Affari dei Di Silvio in campagna elettorale, conferma da Cifra

Affari dei Di Silvio in campagna elettorale, conferma da Cifra

Il clan Di Silvio era utilizzato dai politici di Latina in campagna elettorale.

Il particolare è emerso più volte nelle ultime inchieste antimafia sul capoluogo pontino ed è stato riferito ai magistrati e alla squadra mobile dai pentiti Renato Pugliese e Agostino Riccardo.

A confermarlo, seppure indirettamente, ora ci sono anche le parole di Franco Cifra, coinvolto nell’inchiesta denominata “Dirty Glass”.

Nell’interrogatorio a cui è stato sottoposto dal gip Antonella Minunni, l’imprenditore ha fornito la sua versione dei fatti sui rapporti avuto proprio con Pugliese e Riccardo e ha specificato: “C’era la campagna elettorale, c’erano le amministrative 2016, loro attaccavano i manifesti e facevano campagna, propaganda elettorale per tanti imprenditori. Ma questo lo sanno tutti. Venivano al bar coi manifesti. Quante volte sono venuti e abbiamo fatto i pacchetti di cornetti o le paste per portare ai proventi elettorali, ma non è che io gli chiedevo “do li porti?” o “i soldi che mi stai a dà so provento di illeciti?”. No, venivano…”.

Un impegno dunque alla luce del sole, con tanti candidati di Latina che si rivolgevano al clan per la campagna elettorale e tante persone in città che erano a conoscenza di simili rapporti.

Cifra ha quindi precisato, relativamente alla fattura fatta alla Italy Glass a lui contestata, che aveva fatto quell’operazione per essere pagato da quelli che sono ora due collaboratori di giustizia.

“Noi c’abbiamo un altro bar – ha aggiunto – di mio fratello, lo chiamano, annavano là e gli estorcevano la colazione. I camerieri c’avevano paura. Io una volta l’ho preso, per mio fratello, gli ho detto “non ti permettere più”. Ma sto fatto che io li affrontavo testa a testa, dottoré, gli dava fastidio a lui, gli dava molto fastidio”.

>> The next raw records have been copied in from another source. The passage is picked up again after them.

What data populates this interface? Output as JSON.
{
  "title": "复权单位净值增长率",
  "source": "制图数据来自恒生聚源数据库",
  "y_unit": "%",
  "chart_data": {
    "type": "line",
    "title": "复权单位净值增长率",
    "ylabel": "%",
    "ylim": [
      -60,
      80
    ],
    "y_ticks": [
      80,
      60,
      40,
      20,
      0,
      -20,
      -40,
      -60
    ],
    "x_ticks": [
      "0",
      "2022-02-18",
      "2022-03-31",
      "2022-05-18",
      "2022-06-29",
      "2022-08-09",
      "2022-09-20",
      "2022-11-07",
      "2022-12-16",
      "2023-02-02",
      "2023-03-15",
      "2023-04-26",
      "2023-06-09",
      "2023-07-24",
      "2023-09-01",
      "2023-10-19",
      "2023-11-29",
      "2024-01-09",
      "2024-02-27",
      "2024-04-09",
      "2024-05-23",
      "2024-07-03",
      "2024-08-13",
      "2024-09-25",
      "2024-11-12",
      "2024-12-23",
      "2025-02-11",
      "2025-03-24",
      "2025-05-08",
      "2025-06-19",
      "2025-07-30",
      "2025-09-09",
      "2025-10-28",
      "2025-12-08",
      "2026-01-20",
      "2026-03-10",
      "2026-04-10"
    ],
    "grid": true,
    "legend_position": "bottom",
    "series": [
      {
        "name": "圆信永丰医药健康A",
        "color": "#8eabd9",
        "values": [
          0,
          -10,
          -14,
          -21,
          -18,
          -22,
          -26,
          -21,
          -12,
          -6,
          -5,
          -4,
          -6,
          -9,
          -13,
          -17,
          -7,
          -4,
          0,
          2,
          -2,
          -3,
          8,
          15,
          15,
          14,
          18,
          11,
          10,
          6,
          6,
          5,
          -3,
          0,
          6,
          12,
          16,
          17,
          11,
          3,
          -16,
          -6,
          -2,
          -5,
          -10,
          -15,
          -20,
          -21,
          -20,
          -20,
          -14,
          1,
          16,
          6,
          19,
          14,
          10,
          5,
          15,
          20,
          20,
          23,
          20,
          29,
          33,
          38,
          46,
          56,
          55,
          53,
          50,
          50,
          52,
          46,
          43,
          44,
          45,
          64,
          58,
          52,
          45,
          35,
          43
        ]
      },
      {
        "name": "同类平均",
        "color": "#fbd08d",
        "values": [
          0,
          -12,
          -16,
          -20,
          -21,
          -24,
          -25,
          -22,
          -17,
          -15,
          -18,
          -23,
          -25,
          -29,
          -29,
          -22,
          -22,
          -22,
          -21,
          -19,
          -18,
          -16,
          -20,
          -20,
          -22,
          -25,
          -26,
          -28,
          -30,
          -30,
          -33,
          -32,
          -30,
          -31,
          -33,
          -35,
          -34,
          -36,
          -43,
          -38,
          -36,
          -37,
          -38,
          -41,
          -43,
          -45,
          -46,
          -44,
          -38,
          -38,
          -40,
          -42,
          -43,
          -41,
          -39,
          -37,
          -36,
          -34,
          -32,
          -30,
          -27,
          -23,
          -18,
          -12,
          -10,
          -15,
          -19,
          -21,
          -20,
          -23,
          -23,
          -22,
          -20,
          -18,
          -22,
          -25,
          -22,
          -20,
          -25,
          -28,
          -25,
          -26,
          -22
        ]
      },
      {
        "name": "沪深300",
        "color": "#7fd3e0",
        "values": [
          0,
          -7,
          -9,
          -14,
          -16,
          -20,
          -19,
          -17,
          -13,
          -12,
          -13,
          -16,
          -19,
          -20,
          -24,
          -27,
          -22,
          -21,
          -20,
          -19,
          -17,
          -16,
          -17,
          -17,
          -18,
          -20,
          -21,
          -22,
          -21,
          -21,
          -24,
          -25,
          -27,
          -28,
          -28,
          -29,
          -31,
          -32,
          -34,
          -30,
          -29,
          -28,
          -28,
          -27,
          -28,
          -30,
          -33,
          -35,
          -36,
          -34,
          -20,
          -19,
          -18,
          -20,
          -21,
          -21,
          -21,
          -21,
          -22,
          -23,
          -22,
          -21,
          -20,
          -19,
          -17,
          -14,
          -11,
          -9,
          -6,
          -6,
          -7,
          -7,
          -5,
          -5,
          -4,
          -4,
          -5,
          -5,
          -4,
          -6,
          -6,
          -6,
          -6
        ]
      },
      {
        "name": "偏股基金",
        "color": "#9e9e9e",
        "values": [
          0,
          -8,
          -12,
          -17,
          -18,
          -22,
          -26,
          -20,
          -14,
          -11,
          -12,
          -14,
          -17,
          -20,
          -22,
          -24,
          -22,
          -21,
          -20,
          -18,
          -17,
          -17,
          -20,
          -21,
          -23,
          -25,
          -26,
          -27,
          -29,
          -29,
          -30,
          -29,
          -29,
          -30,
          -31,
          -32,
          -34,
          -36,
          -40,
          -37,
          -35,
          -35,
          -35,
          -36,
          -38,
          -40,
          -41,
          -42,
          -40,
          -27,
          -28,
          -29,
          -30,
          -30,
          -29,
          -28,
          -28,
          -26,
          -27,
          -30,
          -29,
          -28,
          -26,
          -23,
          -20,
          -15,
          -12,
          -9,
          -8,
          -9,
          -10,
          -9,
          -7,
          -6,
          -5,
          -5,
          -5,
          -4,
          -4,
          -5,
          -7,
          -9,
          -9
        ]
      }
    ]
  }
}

Cifra ha quindi parlato anche del padre di Pugliese, Costantino Cha Cha Di Silvio, a capo dell’organizzazione criminale sgominata con l’operazione Don’t touch, e anche per quanto riguarda il pregiudicato ha confermato i legami con un pezzo di politica.

“Costantino Di Silvio era inserito in un contesto sociale, politico, in città lo sanno tutti – ha affermato l’indagato – le mie conversazioni con Costantino Di Silvio, siccome sono stato ex giocatore di pallone e mio figlio è giocatore di pallone, sempre sul calcio. Lui stava nel Latina Calcio, nel Latina Calcio quando stava in serie B, quindi parliamo di una società professionistica. L’ho visto venire con eminenze grigie del calcio, con politici, così, in realtà parlava con tutti”.

E ancora sulla fattura contestata e il catering fornito a Pugliese e Riccardo: “Sapevo che stavano in campagna elettorale. Pensavo più a un fatto di movimentazioni elettorali, queste cose qua”.